Paper 2023/1957

Chosen Ciphertext Security via BARGs

Abstract

In this paper, we show a new set of cryptographic primitives that generically leads to chosen ciphertext secure (CCA secure) public-key encryption (PKE). Specifically, we show how a (non-interactive, publicly verifiable) batch argument (BARG) for NP can be combined with a chosen plaintext secure (CPA secure) PKE scheme to achieve a CCA secure one. The requirement of the succinctness of the proof size of a BARG used as a building block is arguably very mild: We require it to be only at most $(1 - \frac{1}{p(\lambda, n)}) \cdot k + q(\lambda, n) \cdot k^{\epsilon}$ for some non-negative constant $\epsilon < 1$ and polynomials $p, q$, where $\lambda$ denotes the security parameter, $n$ denotes the statement size, and $k$ denotes the batch size (i.e. the number of statements whose correctness is simultaneously proved), and thus it can even be (slightly) linear in $k$. A BARG with such succinctness is so weak that it cannot be used in the recent constructions of a non-interactive zero-knowledge proof system for NP based on a BARG (and a one-way function) by Bitansky et al. (STOC 2024) and Bradley, Waters, and Wu (TCC 2024).

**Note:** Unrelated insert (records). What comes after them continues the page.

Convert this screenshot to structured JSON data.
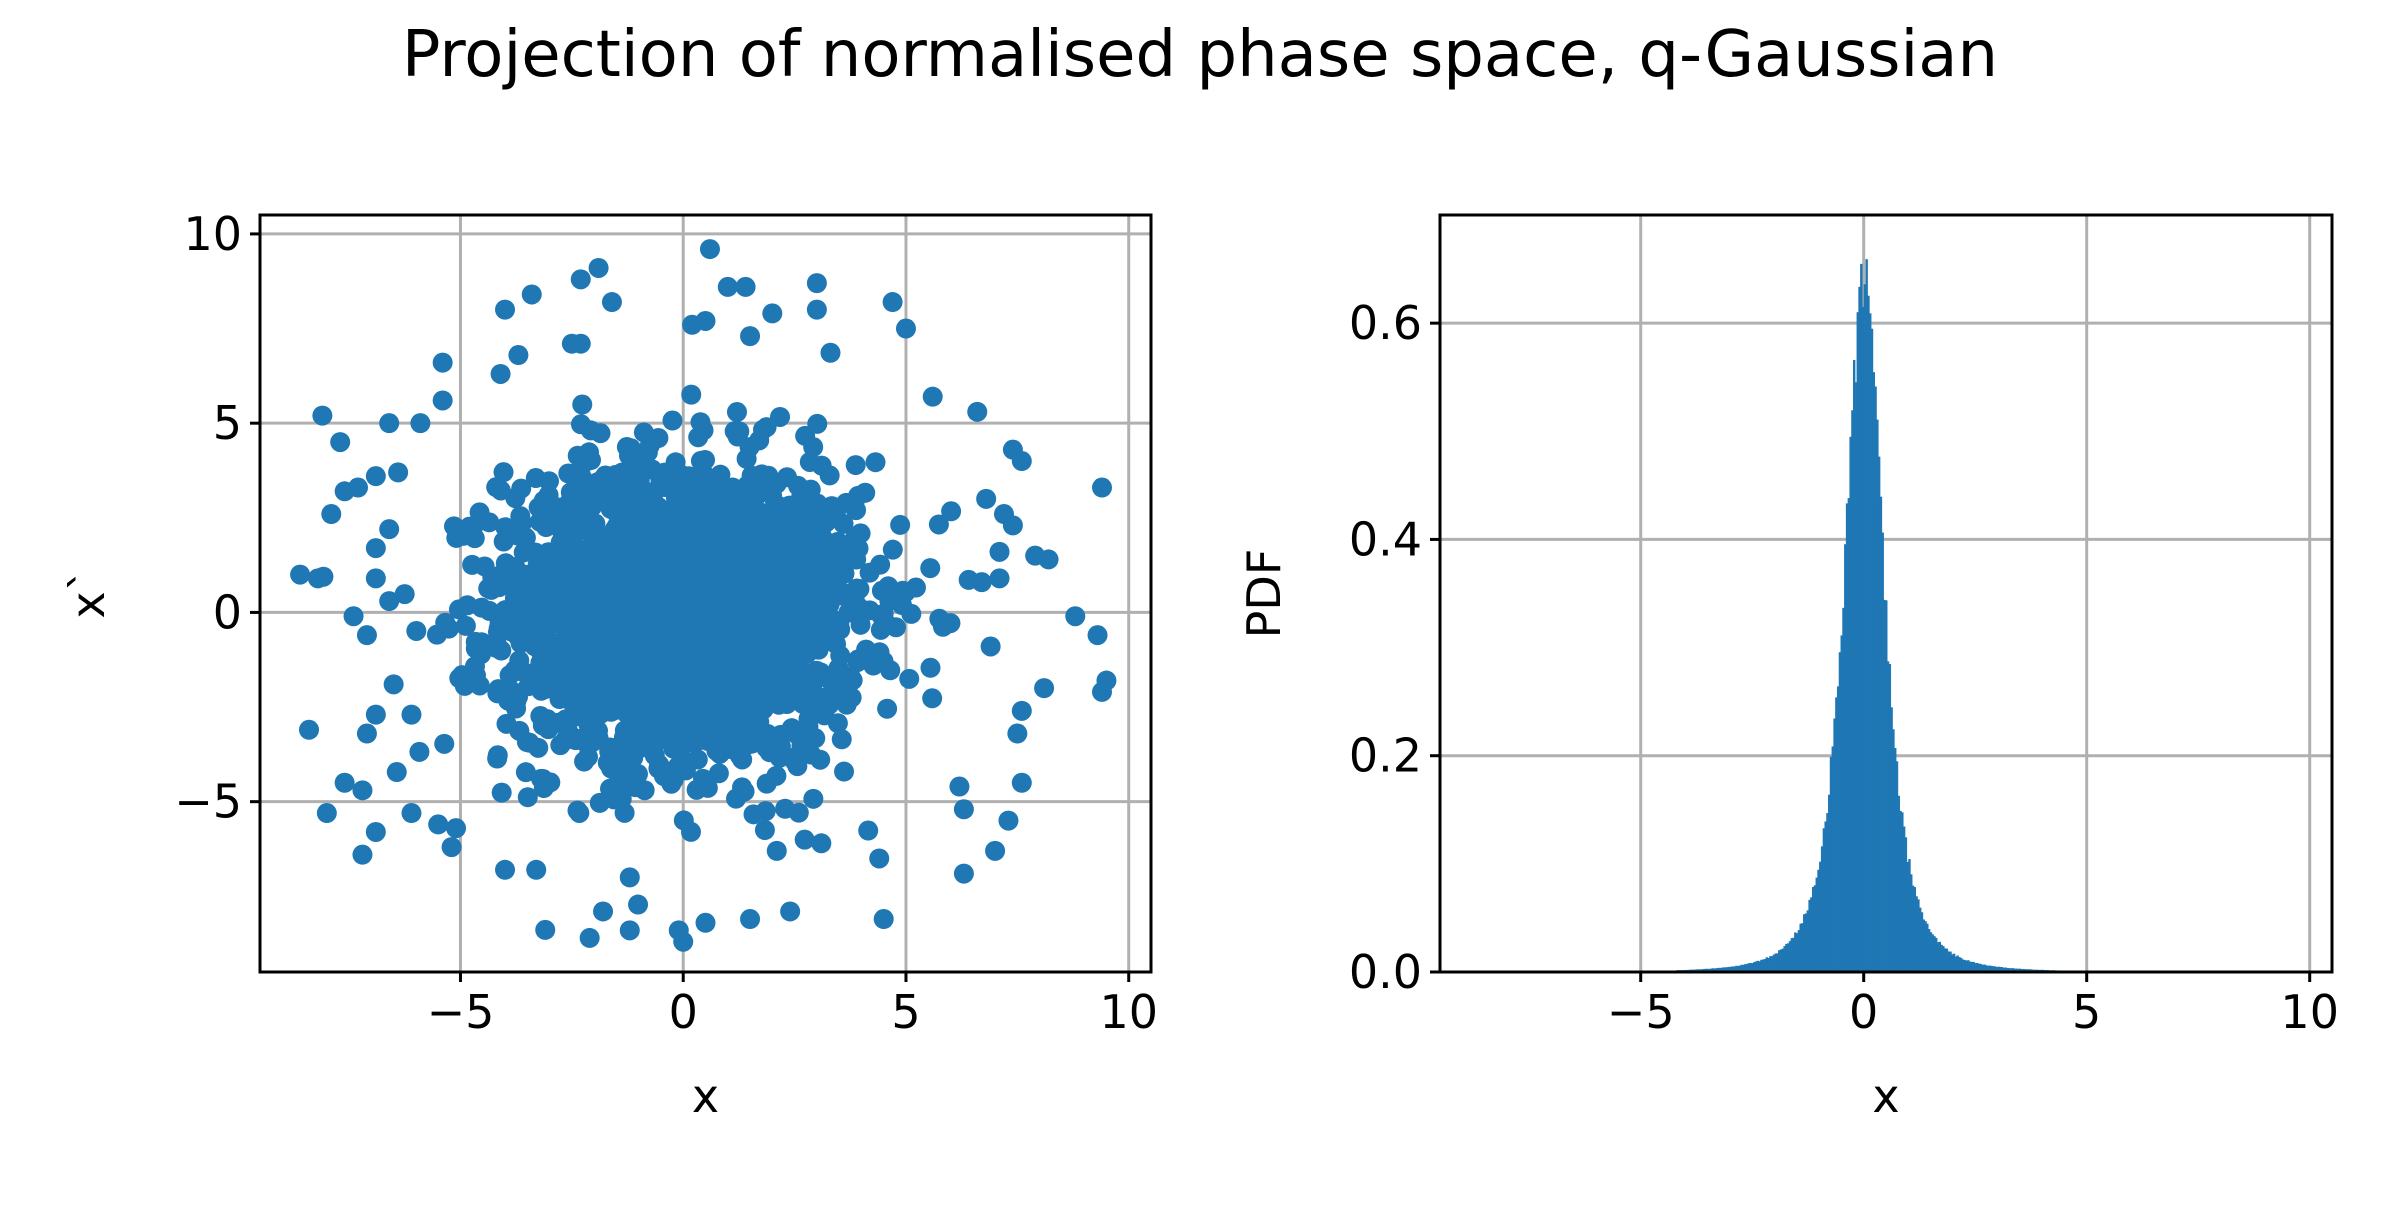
{
  "figure": {
    "title": "Projection of normalised phase space, q-Gaussian"
  },
  "colors": {
    "series": "#1f77b4",
    "grid": "#b0b0b0",
    "axes": "#000000"
  },
  "chart_data": [
    {
      "type": "scatter",
      "xlabel": "x",
      "ylabel": "x`",
      "xlim": [
        -9.5,
        10.5
      ],
      "ylim": [
        -9.5,
        10.5
      ],
      "xticks": [
        -5,
        0,
        5,
        10
      ],
      "xtick_labels": [
        "−5",
        "0",
        "5",
        "10"
      ],
      "yticks": [
        -5,
        0,
        5,
        10
      ],
      "ytick_labels": [
        "−5",
        "0",
        "5",
        "10"
      ],
      "grid": true,
      "core_points": 2200,
      "core_sigma": 2.0,
      "outliers": [
        [
          0.6,
          9.6
        ],
        [
          -1.9,
          9.1
        ],
        [
          -2.3,
          8.8
        ],
        [
          -3.4,
          8.4
        ],
        [
          -4.0,
          8.0
        ],
        [
          1.0,
          8.6
        ],
        [
          1.4,
          8.6
        ],
        [
          3.0,
          8.7
        ],
        [
          4.7,
          8.2
        ],
        [
          -1.6,
          8.2
        ],
        [
          0.2,
          7.6
        ],
        [
          0.5,
          7.7
        ],
        [
          1.5,
          7.3
        ],
        [
          2.0,
          7.9
        ],
        [
          3.0,
          8.0
        ],
        [
          5.0,
          7.5
        ],
        [
          -2.5,
          7.1
        ],
        [
          -2.3,
          7.1
        ],
        [
          -3.7,
          6.8
        ],
        [
          -5.4,
          6.6
        ],
        [
          -4.1,
          6.3
        ],
        [
          -8.1,
          5.2
        ],
        [
          -6.6,
          5.0
        ],
        [
          -5.9,
          5.0
        ],
        [
          -5.4,
          5.6
        ],
        [
          -7.7,
          4.5
        ],
        [
          5.6,
          5.7
        ],
        [
          6.6,
          5.3
        ],
        [
          7.4,
          4.3
        ],
        [
          7.6,
          4.0
        ],
        [
          9.4,
          3.3
        ],
        [
          -7.6,
          3.2
        ],
        [
          -7.3,
          3.3
        ],
        [
          -6.9,
          3.6
        ],
        [
          -6.4,
          3.7
        ],
        [
          -6.6,
          2.2
        ],
        [
          -7.9,
          2.6
        ],
        [
          -6.9,
          1.7
        ],
        [
          6.8,
          3.0
        ],
        [
          7.2,
          2.6
        ],
        [
          7.4,
          2.3
        ],
        [
          7.1,
          1.6
        ],
        [
          7.9,
          1.5
        ],
        [
          8.2,
          1.4
        ],
        [
          -8.6,
          1.0
        ],
        [
          -8.2,
          0.9
        ],
        [
          -6.9,
          0.9
        ],
        [
          -6.6,
          0.3
        ],
        [
          -7.1,
          -0.6
        ],
        [
          -7.4,
          -0.1
        ],
        [
          6.7,
          0.8
        ],
        [
          7.1,
          0.9
        ],
        [
          8.8,
          -0.1
        ],
        [
          9.3,
          -0.6
        ],
        [
          6.9,
          -0.9
        ],
        [
          -8.4,
          -3.1
        ],
        [
          -6.9,
          -2.7
        ],
        [
          -7.1,
          -3.2
        ],
        [
          -6.5,
          -1.9
        ],
        [
          -6.1,
          -2.7
        ],
        [
          7.5,
          -3.2
        ],
        [
          7.6,
          -2.6
        ],
        [
          8.1,
          -2.0
        ],
        [
          9.4,
          -2.1
        ],
        [
          9.5,
          -1.8
        ],
        [
          -7.6,
          -4.5
        ],
        [
          -7.2,
          -4.7
        ],
        [
          -8.0,
          -5.3
        ],
        [
          -6.9,
          -5.8
        ],
        [
          -7.2,
          -6.4
        ],
        [
          -6.1,
          -5.3
        ],
        [
          -5.5,
          -5.6
        ],
        [
          -5.2,
          -6.2
        ],
        [
          -5.1,
          -5.7
        ],
        [
          6.2,
          -4.6
        ],
        [
          6.3,
          -5.2
        ],
        [
          7.6,
          -4.5
        ],
        [
          7.3,
          -5.5
        ],
        [
          7.0,
          -6.3
        ],
        [
          6.3,
          -6.9
        ],
        [
          -4.0,
          -6.8
        ],
        [
          -3.3,
          -6.8
        ],
        [
          -2.1,
          -8.6
        ],
        [
          -1.8,
          -7.9
        ],
        [
          -1.2,
          -8.4
        ],
        [
          -0.1,
          -8.4
        ],
        [
          0,
          -8.7
        ],
        [
          0.5,
          -8.2
        ],
        [
          1.5,
          -8.1
        ],
        [
          2.4,
          -7.9
        ],
        [
          4.5,
          -8.1
        ],
        [
          4.4,
          -6.5
        ],
        [
          3.1,
          -6.1
        ],
        [
          2.1,
          -6.3
        ],
        [
          -1.2,
          -7.0
        ]
      ]
    },
    {
      "type": "bar",
      "xlabel": "x",
      "ylabel": "PDF",
      "xlim": [
        -9.5,
        10.5
      ],
      "ylim": [
        0,
        0.7
      ],
      "xticks": [
        -5,
        0,
        5,
        10
      ],
      "xtick_labels": [
        "−5",
        "0",
        "5",
        "10"
      ],
      "yticks": [
        0,
        0.2,
        0.4,
        0.6
      ],
      "ytick_labels": [
        "0.0",
        "0.2",
        "0.4",
        "0.6"
      ],
      "grid": true,
      "bin_range": [
        -4.2,
        4.4
      ],
      "bin_width": 0.04,
      "peak_x": 0.0,
      "peak_y": 0.64,
      "q": 1.6,
      "width_param": 0.55
    }
  ]
}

Therefore, our result gives a new building block that can upgrade CPA security into CCA security.

Note: (May 12, 2025) The proceedings version of this paper appears in PKC 2025. In this version, we weaken the succinctness of the proof size of the underlying BARG to one that is not known to imply NIZKs (even when combined with OWF or CPA secure PKE). (See Section 1.2 for details.) Furthermore, the proofs that were omitted in the proceedings version are contained.